What will Kentucky Book Festival visitors find on your table?
If you stop at my table, you will find my debut book of poetry, Grenadine and Other Love Affairs. This book is a love story, but probably not the one that you expect. Read it for the romance, but also for the math, music, and feminism. Read it if you are interested in using art, science, and history as twisty extended metaphor. Read it for musical language, formal and experimental poetic structure, intimate portraiture, fragmented and interwoven imagery, and surprising callbacks. Or just read it, and then tell me where you found what you needed.
Whom do you invite to stop by? Who will benefit from reading your book?
This book is for writers, optimists, and romantics. It is for people who love language like it is a puzzle to be solved. It is for people who would cross a mile of small talk for an inch of authenticity.
Could you please tell us something curious about you and/or your book?
My publisher picked me out of a crowd at a Kentucky State Poetry Society conference and offered me an opportunity to write a book of sonnets. Years later, this is that book, and it evolved to include many poetic forms, including a new form called Lyric Glossary that I created to serve this work. And yes, there are also sonnets, because how could there not be?
Is this your first time participating in Kentucky Book Festival? If yes – what are you looking forward to the most? If you’ve participated before – what was your favorite experience at the Festival?

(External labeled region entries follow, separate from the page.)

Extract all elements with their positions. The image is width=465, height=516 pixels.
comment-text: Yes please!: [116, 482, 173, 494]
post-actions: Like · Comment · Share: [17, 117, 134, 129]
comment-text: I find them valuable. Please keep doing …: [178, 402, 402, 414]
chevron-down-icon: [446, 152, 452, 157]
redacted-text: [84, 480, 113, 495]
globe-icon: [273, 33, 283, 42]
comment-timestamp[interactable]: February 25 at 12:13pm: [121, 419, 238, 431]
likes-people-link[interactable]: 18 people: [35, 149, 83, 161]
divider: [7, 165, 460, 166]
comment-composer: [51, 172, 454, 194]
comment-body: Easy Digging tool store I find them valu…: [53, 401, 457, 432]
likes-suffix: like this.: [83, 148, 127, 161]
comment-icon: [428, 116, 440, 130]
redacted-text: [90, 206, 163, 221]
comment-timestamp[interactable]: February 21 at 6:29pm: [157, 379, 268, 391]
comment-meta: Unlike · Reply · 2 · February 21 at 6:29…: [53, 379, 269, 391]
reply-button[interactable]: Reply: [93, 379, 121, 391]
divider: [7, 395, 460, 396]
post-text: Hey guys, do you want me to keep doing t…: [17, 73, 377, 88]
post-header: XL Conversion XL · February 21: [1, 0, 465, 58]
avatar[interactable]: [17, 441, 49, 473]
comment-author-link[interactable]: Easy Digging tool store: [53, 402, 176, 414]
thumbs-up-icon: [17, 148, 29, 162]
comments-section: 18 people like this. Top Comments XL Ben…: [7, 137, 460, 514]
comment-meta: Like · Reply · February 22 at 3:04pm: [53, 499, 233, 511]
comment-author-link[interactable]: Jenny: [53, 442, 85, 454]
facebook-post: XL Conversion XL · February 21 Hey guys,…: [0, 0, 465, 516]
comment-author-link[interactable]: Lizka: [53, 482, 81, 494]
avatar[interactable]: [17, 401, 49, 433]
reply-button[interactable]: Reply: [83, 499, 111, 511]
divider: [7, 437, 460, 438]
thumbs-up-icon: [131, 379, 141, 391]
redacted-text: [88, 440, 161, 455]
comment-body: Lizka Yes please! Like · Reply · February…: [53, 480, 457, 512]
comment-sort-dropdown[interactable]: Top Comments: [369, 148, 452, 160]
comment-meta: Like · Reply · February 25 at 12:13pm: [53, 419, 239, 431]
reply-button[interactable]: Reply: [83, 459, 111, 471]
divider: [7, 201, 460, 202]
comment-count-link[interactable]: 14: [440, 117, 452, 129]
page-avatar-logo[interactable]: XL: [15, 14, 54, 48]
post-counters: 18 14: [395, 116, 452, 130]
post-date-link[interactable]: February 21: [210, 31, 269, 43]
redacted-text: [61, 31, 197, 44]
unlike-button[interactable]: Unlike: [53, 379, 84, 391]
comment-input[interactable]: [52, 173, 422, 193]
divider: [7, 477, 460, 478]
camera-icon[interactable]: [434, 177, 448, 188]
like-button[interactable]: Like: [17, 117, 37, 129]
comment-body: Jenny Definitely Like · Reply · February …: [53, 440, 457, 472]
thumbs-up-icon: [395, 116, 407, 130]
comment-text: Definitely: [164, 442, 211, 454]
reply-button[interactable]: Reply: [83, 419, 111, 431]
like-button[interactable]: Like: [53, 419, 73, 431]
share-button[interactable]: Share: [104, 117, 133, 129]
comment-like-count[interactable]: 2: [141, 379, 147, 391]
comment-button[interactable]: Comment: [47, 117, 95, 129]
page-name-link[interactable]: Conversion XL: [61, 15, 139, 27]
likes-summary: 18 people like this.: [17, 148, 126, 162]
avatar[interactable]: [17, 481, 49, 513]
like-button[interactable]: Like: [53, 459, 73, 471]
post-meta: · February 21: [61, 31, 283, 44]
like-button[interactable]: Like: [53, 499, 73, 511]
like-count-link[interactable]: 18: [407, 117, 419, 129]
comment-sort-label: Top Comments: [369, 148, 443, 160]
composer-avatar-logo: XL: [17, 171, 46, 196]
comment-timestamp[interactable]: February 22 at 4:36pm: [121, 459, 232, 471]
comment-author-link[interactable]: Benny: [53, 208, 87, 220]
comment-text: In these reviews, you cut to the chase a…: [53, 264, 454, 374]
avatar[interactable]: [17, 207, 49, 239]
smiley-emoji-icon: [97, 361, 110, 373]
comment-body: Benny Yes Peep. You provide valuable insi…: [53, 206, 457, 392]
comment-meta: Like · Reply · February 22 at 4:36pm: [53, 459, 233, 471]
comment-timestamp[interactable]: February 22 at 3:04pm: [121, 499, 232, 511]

This is my first time participating in the Kentucky Book Festival, and I look forward to being a part of a bustling literary community for a day. The work we do as writers can be such a solitary pursuit, and it will be a joy to authentically connect with other readers and writers.
Carolyn Grace graduated from Berea College with an undergraduate degree in English composition and a minor in music performance. Grenadine and Other Love Affairs is her first book of poetry, the quest to make sense of oneself and the world, to excavate ever deeper layers of meaning.